10. Il résulte de tout ce qui précède que M. A n’est pas fondé à demander l’annulation de la décision du 11 juillet 2024 par laquelle la directrice territoriale de l’OFII de Melun a refusé le rétablissement de ses CMA. Il y a donc lieu de rejeter ses conclusions à fin d’annulation ainsi que, par voie de conséquence, ses conclusions à fin d’injonction et d’astreinte et celles qu’il a présentées sur le fondement de l’article 37 de la loi du 10 juillet 1991.
D E C I D E :
Article 1er : Il n’y a plus lieu de statuer sur les conclusions de M. A tendant à son admission provisoire à l’aide juridictionnelle.
Article 2 : Le surplus des conclusions de la requête de M. A est rejeté.
Article 3 : Le présent jugement sera notifié à M. B A et à
l’Office français de l’immigration et de l’intégration.

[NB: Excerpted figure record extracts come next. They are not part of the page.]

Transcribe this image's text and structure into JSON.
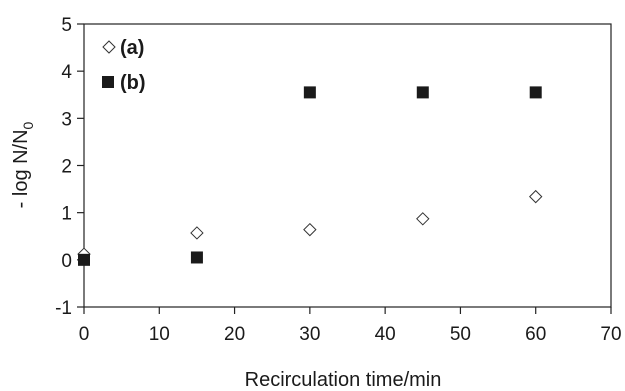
{
  "chart_data": {
    "type": "scatter",
    "xlabel": "Recirculation time/min",
    "ylabel_main": "- log N/N",
    "ylabel_sub": "0",
    "xlim": [
      0,
      70
    ],
    "ylim": [
      -1,
      5
    ],
    "x_ticks": [
      0,
      10,
      20,
      30,
      40,
      50,
      60,
      70
    ],
    "y_ticks": [
      -1,
      0,
      1,
      2,
      3,
      4,
      5
    ],
    "grid": false,
    "legend_position": "top-left",
    "series": [
      {
        "name": "(a)",
        "marker": "open-diamond",
        "x": [
          0,
          15,
          30,
          45,
          60
        ],
        "y": [
          0.12,
          0.57,
          0.64,
          0.87,
          1.34
        ]
      },
      {
        "name": "(b)",
        "marker": "filled-square",
        "x": [
          0,
          15,
          30,
          45,
          60
        ],
        "y": [
          0.0,
          0.05,
          3.55,
          3.55,
          3.55
        ]
      }
    ]
  }
}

Délibéré après l’audience du 10 avril 2025, à laquelle siégeaient :
Mme Bonneau-Mathelot, présidente,
M. Demas, conseiller,
M. Dessain, conseiller.
Rendu public par mise à disposition au greffe le 24 avril 2025.
Le rapporteur,
A. DESSAIN
La présidente,
S. BONNEAU-MATHELOTLa greffière,
S. SCHILDER
La République mande et ordonne au ministre de l’Etat, ministre de l’intérieur en ce qui le concerne ou à tous commissaires de justice à ce requis en ce qui concerne les voies de droit commun contre les parties privées, de pourvoir à l’exécution de la présente décision.